Santiago Socino
- Born: Santiago G. Socino 7 May 1992 (age 33) Buenos Aires
- Height: 6 ft 2 in (188 cm)
- Weight: 251 lb (114 kg)
- Notable relative(s): Juan Pablo Socino (Brother)

Rugby union career
- Position(s): Hooker
- Current team: Gloucester

Senior career
- Years: Team / Apps / (Points)
- 2013–2015: Hull RUFC / 19 / (10)
- 2014–2015: Hull Ionians / 7 / (15)
- 2015–2019: Newcastle Falcons / 34 / (5)
- 2015–2017: →Darlington Mowden Park (loan) / 39 / (30)
- 2016–2017: →Rotherham Titans (loan) / 6 / (0)
- 2019–2021: Jaguares / 1 / (0)
- 2021–: Gloucester / 1 / (5)
- Correct as of 19 May 2019

International career
- Years: Team / Apps / (Points)
- 2019-: Argentina / 6 / (0)
- Correct as of 18 September 2019

= Santiago Socino =

Argentine rugby union player

Santiago G. Socino (born 7 May 1992) is an Argentine rugby union player for Gloucester in Premiership Rugby, his primary position is hooker. He previously played for Newcastle Falcons in Premiership Rugby and in Super Rugby. Socino moved to England in 2013 to play for Hull RUFC and has also played for Hull Ionians, Darlington Mowden Park, and Rotherham Titans.

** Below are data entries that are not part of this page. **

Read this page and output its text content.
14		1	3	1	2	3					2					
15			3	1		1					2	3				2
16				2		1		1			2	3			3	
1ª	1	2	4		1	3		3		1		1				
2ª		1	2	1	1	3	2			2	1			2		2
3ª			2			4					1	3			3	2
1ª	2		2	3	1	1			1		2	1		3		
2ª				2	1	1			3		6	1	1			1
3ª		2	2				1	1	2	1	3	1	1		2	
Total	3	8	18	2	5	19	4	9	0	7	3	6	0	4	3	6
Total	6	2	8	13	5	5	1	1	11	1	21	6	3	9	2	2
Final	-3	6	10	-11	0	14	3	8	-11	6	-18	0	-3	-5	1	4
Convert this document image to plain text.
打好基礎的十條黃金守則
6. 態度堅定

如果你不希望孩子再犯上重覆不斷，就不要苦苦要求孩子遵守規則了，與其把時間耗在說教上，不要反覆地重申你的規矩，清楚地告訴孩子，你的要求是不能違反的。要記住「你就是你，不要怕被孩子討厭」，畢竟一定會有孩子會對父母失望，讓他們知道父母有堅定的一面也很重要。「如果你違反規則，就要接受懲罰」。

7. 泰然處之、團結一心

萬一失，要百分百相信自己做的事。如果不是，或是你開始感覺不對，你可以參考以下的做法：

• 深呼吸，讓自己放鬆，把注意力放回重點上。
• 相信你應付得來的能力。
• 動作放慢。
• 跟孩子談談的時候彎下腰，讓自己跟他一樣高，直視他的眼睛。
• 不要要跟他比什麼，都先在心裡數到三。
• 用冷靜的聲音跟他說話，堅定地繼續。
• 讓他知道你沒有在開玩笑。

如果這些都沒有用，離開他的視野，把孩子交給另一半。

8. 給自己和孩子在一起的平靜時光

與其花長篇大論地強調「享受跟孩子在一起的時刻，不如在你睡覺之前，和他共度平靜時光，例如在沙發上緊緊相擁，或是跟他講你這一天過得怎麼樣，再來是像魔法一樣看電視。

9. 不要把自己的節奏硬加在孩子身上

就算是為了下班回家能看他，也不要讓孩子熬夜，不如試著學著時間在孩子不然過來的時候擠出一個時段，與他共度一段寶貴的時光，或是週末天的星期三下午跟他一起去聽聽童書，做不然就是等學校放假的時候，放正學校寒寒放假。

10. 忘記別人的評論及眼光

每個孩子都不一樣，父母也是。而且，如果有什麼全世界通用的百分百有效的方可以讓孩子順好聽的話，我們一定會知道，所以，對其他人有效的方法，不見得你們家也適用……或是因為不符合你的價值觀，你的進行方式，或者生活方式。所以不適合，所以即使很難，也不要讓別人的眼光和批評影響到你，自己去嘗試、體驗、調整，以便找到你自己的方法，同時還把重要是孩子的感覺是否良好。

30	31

Socino originally moved to England as a back row but converted to the front row after signing for Newcastle in 2015. After impressing on loan at Darlington, Socino signed a new contract with Newcastle in May 2016. He renewed his contract again in March 2018.

In March 2019 he was visited by coach Mario Ledesma who was contacting European based players with potential to be selected internationally. It was then announced on 20 May 2019 that Socino was to return to Argentina to join Super Rugby's Jaguares.

In February 2021 it was confirmed that he had signed for Gloucester with immediate effect.